Du même auteur : Un acte d’amour (2007).
MEEK, James. – Nous commençons notre descente / trad. De l’ang. (Ecosse) par David Fauquemberg. – Métailié, 2008. – 334 p.. – (Bibliothèque écossaise). – ISBN 978-2-86424-657-2 : 21 €.

L’empreinte de l’ange ** de Nancy Huston (1998)

28.07
2008

cop. Actes sud

Paris, mai 1957. Quand Raphaël Lepage, grand flûtiste, embauche comme bonne à tout faire Saffie, une jeune allemande au visage impassible, il sait déjà qu’il en est profondément épris. Un mois après, il l’a épousée. Cependant, mariée, puis mère, Saffie ne change pas d’attitude à son égard, comme détachée de la vie et du monde. Mais le jour où il l’envoie donner à réparer sa flûte chez un luthier, dès qu’elle pose ses grands yeux verts sur ce Juif hongrois prénommé Andras, elle se retrouve métamorphosée par un amour fou  et c’est à ce dernier qu’elle va ouvrir son coeur et confier son passé auquel elle survit avec difficulté. Quant au sien, Andras s’en souvient pour mieux comprendre les enjeux présents et s’engager aux côtés des Algériens…

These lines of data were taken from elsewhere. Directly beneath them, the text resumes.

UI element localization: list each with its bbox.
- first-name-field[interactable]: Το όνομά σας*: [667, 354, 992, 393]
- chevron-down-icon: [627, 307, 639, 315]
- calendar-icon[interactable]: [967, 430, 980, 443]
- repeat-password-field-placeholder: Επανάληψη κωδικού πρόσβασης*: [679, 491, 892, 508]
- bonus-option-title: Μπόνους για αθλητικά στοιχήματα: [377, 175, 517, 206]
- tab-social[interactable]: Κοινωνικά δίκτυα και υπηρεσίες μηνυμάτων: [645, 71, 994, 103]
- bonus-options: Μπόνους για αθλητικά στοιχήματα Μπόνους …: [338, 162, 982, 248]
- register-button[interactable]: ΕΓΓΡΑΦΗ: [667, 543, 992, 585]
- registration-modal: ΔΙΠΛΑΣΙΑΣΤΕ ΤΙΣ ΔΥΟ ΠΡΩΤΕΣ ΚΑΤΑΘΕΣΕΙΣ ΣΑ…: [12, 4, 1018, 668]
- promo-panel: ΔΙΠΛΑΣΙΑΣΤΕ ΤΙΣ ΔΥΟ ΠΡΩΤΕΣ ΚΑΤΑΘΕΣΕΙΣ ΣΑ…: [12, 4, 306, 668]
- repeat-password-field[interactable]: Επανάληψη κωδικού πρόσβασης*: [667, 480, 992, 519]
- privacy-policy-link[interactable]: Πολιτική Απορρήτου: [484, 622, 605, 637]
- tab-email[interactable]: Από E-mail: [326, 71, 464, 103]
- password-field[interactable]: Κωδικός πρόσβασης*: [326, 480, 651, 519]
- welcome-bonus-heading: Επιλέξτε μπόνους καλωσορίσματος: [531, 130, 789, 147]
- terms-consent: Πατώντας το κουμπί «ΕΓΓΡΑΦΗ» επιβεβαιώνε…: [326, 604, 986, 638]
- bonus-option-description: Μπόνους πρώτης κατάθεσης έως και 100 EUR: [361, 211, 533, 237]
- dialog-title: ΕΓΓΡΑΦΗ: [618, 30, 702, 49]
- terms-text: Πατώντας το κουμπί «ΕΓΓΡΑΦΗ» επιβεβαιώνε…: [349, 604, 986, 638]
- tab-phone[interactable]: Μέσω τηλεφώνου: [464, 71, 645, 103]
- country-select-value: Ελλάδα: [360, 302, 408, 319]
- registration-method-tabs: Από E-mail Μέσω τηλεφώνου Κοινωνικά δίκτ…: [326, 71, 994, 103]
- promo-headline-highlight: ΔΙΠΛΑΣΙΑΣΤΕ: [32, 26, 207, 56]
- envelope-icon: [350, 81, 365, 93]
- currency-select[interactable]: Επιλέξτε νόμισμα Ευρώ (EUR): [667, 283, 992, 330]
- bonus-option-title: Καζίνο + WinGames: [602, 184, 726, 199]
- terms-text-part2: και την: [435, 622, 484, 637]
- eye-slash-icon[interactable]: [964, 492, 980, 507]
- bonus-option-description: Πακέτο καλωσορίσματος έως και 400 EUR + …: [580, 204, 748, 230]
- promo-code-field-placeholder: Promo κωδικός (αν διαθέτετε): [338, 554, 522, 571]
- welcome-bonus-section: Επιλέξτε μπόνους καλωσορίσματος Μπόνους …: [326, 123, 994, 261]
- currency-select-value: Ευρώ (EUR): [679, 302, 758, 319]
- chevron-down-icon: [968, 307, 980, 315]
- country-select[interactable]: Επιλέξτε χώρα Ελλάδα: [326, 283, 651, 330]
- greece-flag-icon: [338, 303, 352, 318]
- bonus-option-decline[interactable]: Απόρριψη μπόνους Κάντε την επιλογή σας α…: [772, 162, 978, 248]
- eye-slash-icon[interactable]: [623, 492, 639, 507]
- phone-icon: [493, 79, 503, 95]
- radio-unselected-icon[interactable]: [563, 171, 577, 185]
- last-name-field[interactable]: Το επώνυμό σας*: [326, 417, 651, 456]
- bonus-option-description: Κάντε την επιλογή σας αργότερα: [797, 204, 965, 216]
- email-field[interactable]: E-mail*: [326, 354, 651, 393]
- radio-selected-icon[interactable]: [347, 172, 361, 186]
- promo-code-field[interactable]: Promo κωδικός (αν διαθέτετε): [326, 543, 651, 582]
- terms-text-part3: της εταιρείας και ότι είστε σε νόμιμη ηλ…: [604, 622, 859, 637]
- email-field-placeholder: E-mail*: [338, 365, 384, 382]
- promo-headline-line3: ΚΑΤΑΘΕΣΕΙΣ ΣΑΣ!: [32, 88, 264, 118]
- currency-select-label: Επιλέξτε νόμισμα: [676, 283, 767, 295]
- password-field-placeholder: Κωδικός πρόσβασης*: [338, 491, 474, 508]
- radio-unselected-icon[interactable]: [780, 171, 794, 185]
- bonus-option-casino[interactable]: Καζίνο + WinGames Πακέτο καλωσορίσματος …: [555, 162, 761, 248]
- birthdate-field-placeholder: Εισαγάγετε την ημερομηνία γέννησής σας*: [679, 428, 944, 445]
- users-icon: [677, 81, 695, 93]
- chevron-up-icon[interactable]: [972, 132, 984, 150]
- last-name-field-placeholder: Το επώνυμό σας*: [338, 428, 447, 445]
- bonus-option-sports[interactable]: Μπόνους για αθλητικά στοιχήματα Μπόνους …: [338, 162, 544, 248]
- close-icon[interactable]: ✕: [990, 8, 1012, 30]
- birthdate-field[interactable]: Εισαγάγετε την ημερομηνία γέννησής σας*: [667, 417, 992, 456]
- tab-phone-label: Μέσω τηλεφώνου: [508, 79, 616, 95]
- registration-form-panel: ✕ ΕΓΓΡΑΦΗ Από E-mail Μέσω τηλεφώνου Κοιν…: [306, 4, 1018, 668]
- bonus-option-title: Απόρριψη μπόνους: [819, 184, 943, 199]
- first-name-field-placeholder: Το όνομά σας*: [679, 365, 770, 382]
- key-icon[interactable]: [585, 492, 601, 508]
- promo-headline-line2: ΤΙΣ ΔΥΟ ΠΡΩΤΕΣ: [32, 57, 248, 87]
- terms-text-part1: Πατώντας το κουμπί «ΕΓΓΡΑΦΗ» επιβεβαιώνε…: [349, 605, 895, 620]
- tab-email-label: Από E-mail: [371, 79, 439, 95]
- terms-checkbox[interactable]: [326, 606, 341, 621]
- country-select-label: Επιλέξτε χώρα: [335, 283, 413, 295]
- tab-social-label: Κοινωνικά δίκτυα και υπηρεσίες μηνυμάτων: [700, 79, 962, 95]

« Saffie ne se sent-elle jamais coupable ? Comment fait-elle pour supporter cette duplicité, jour après jour, mois après mois ? C’est le même corps qu’elle donne à l’un et à l’autre homme ; n’y a-t-il jamais d’interférence dans sa tête ?
Non : pour la simple raison qu’elle est amoureuse d’Andras, alors qu’elle n’a jamais été amoureuse de Raphaël. » (p. 229-230).
« Lorsque deux amants ne disposent pour se parler que d’une langue à l’un et à l’autre étrangère, c’est… comment dire, c’est… ah non, si vous ne connaissez pas, je crains de ne pouvoir vous l’expliquer » (p. 230)

 

Ces deux passages, qui témoignent de l’intrusion du narrateur et la prise à témoin du lecteur dans l’histoire, reflètent à eux seuls l’atmosphère de cette bouleversante histoire d’amour, avec pour toile de fond les crimes de guerre, viols, meurtres et tortures, que ce soient ceux des soldats russes sur les allemandes restées seules ou ceux des soldats ou des policiers français sur les algériens. Un très beau roman.

Actes Sud, 1998. – 328 p.. – (Babel ; 431).